Eggs are among the most versatile of foods, and these tips will make them even more so…

  • Test eggs for freshness by placing them in a deep bowl of cold water. If they rise to the surface, throw them away (air permeates stale eggs and makes them lighter). If they tip to one side, use them quickly. If they lie on their sides, however, you’ll know that they are fresh.
  • Don’t put all your eggs in one basket, that is, unless you mark the older eggs – those that should be used first – with an ‘X’.
  • Separate the white from the yolk of an egg by cracking the egg into saucer and placing a small glass over the yolk. Then hold the glass and saucer firmly together, tilt the saucer and pour the white into your mixing bowl.

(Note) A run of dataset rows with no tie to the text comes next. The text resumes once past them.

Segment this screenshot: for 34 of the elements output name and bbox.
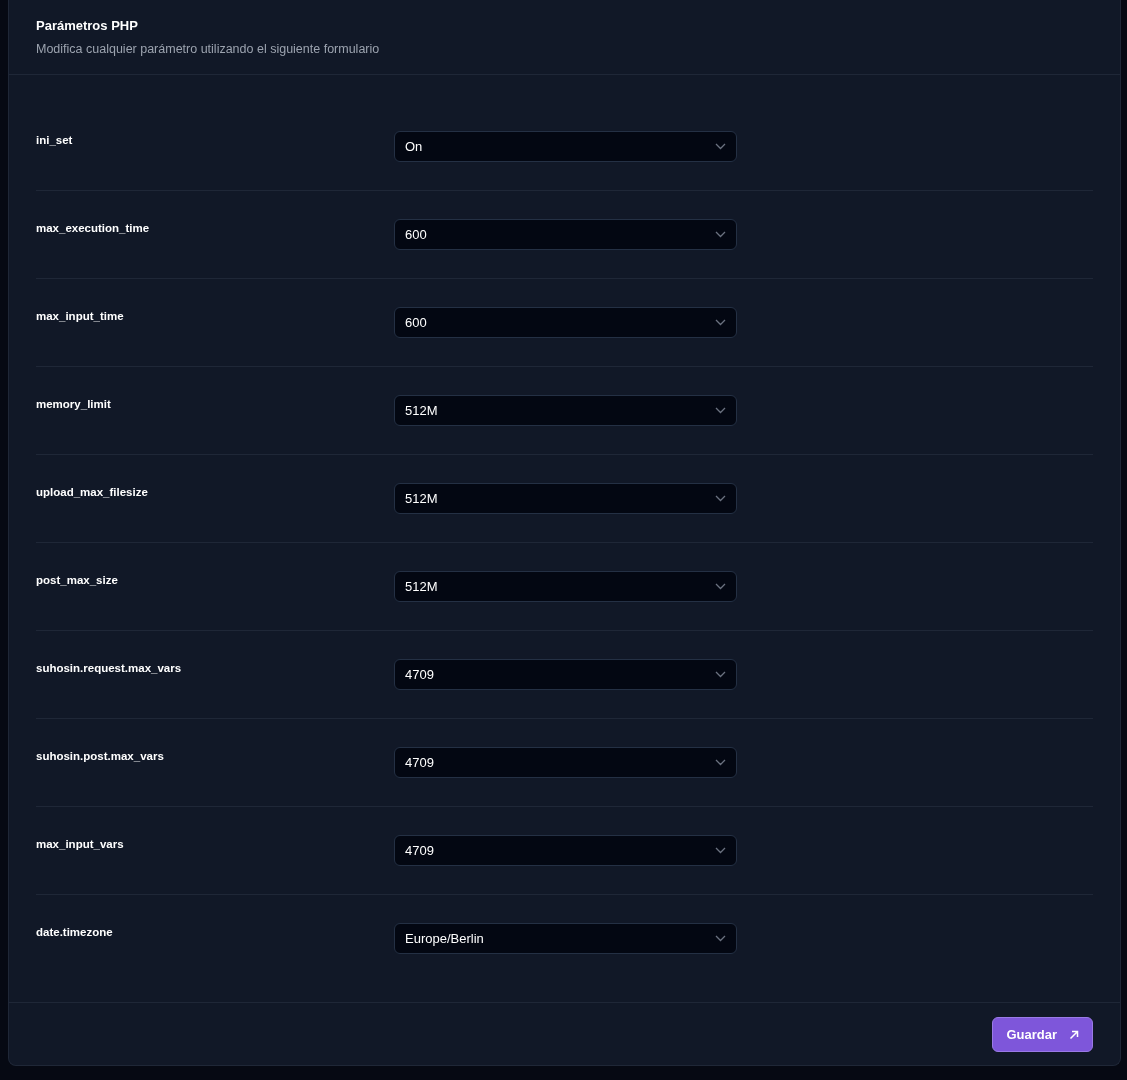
value-select[interactable]: 512M	[394, 483, 737, 514]
value-select[interactable]: 600	[394, 307, 737, 338]
chevron-down-icon	[715, 671, 726, 678]
parameter-label: memory_limit	[36, 397, 112, 412]
parameter-label: post_max_size	[36, 573, 119, 588]
save-button[interactable]: Guardar	[992, 1017, 1093, 1052]
chevron-down-icon	[715, 231, 726, 238]
value-select[interactable]: Europe/Berlin	[394, 923, 737, 954]
parameter-label: suhosin.post.max_vars	[36, 749, 165, 764]
chevron-down-icon	[715, 495, 726, 502]
chevron-down-icon	[715, 759, 726, 766]
card-title: Parámetros PHP	[36, 17, 139, 35]
chevron-down-icon	[715, 935, 726, 942]
value-select[interactable]: 600	[394, 219, 737, 250]
chevron-down-icon	[715, 583, 726, 590]
card-subtitle: Modifica cualquier parámetro utilizando el siguiente formulario	[36, 41, 381, 58]
parameter-label: upload_max_filesize	[36, 485, 149, 500]
parameter-label: ini_set	[36, 133, 74, 148]
parameter-label: max_execution_time	[36, 221, 151, 236]
value-select[interactable]: 512M	[394, 571, 737, 602]
parameter-label: date.timezone	[36, 925, 114, 940]
value-select[interactable]: On	[394, 131, 737, 162]
value-select[interactable]: 4709	[394, 835, 737, 866]
parameter-label: max_input_time	[36, 309, 125, 324]
value-select[interactable]: 512M	[394, 395, 737, 426]
value-select[interactable]: 4709	[394, 747, 737, 778]
value-select[interactable]: 4709	[394, 659, 737, 690]
chevron-down-icon	[715, 319, 726, 326]
chevron-down-icon	[715, 143, 726, 150]
parameter-label: max_input_vars	[36, 837, 125, 852]
chevron-down-icon	[715, 407, 726, 414]
parameter-label: suhosin.request.max_vars	[36, 661, 183, 676]
arrow-up-right-icon	[1069, 1029, 1079, 1040]
chevron-down-icon	[715, 847, 726, 854]
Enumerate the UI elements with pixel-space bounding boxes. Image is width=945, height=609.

  • Egg whites whip better when they are placed in a large glass or metal bowl and are at room temperature. Note that any trace of yolk will make them difficult to beat, however, and that adding a pinch of salt will ensure a sry, fluffy result. When making meringues, rub the inside of your mixing bowl with the cut side of half a lemon to remove any trace of grease.
  • If you find a bit of yolk in an egg white, holding a small, clean cloth that you’ve soaked in hot water and then wrung out near the yolk will act like a magnet and draw the yolk from the egg white.

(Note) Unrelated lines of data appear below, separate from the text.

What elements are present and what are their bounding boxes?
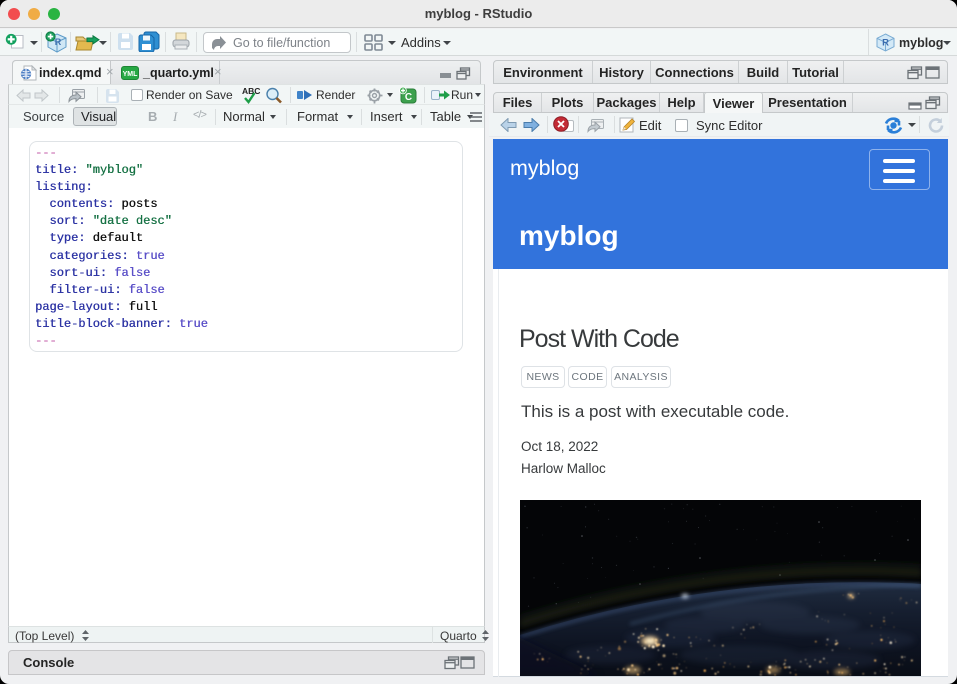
svg-text:R: R (55, 37, 62, 47)
svg-text:ABC: ABC (242, 86, 260, 96)
svg-text:R: R (882, 38, 889, 49)
svg-text:YML: YML (123, 71, 139, 78)
svg-text:C: C (405, 92, 412, 103)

  • If you rinse the mixing bowl with water before beating egg yolks, you’ll find that the yolks slide out easily rather than sticking to the sides of the bowl.
  • If you find yourself with left-over egg yolks, drop them into a bowl of water, store it in a cool place and they’ll keep for several days.
  • Left-over egg whites will keep in the fridge for up to seven days if you cover them with clingfilm.
  • Eggs should be at room temperature before they’re cooked, so remove them from the fridge or a cool storage area about thirty minutes before you plan to use them.

best eggs tips

  • Don’t place cold eggs in hot water because they’ll crack. Instead place them in cold or lukewarm water and bring it to the boil.
  • Plunging hard-boiled eggs into cold water as soon as they’re cooked will prevent a black ring from forming around the yolks.
  • To cut hard-boiled eggs ‘cleanly’, dip your knife into boiling water.
  • Piercing the end of an egg with a pin before boiling it will stop it from cracking. If an uncooked egg is already cracked, however, adding some vinegar to the cooking water will seal it.
  • If you prefer the yolks of your had-boiled eggs to be dead centre, stir the eggs gently, but continuously, with a wooden spoon while you’re cooking them to prevent the yolks from settling on one side.
  • Scrambled eggs and omelettes generally taste better in restaurants than at home because chefs add a dash of sherry. Test this trade secret yourself!
  • It is not impossible  to enjoy a fat-free fried egg. Place a heat-proof dish over a pan of boiling water and when the plate has become really hot, crack an egg onto it and let it cook.
  • Don’t wash bowls or implements that have been used for beating eggs in overly hot water because this will ‘bake’ on the traces of egg, making them harder to remove.
  • Remember that egg yolk tarnishes silver, so don’t let your finest cutlery come into contact with it.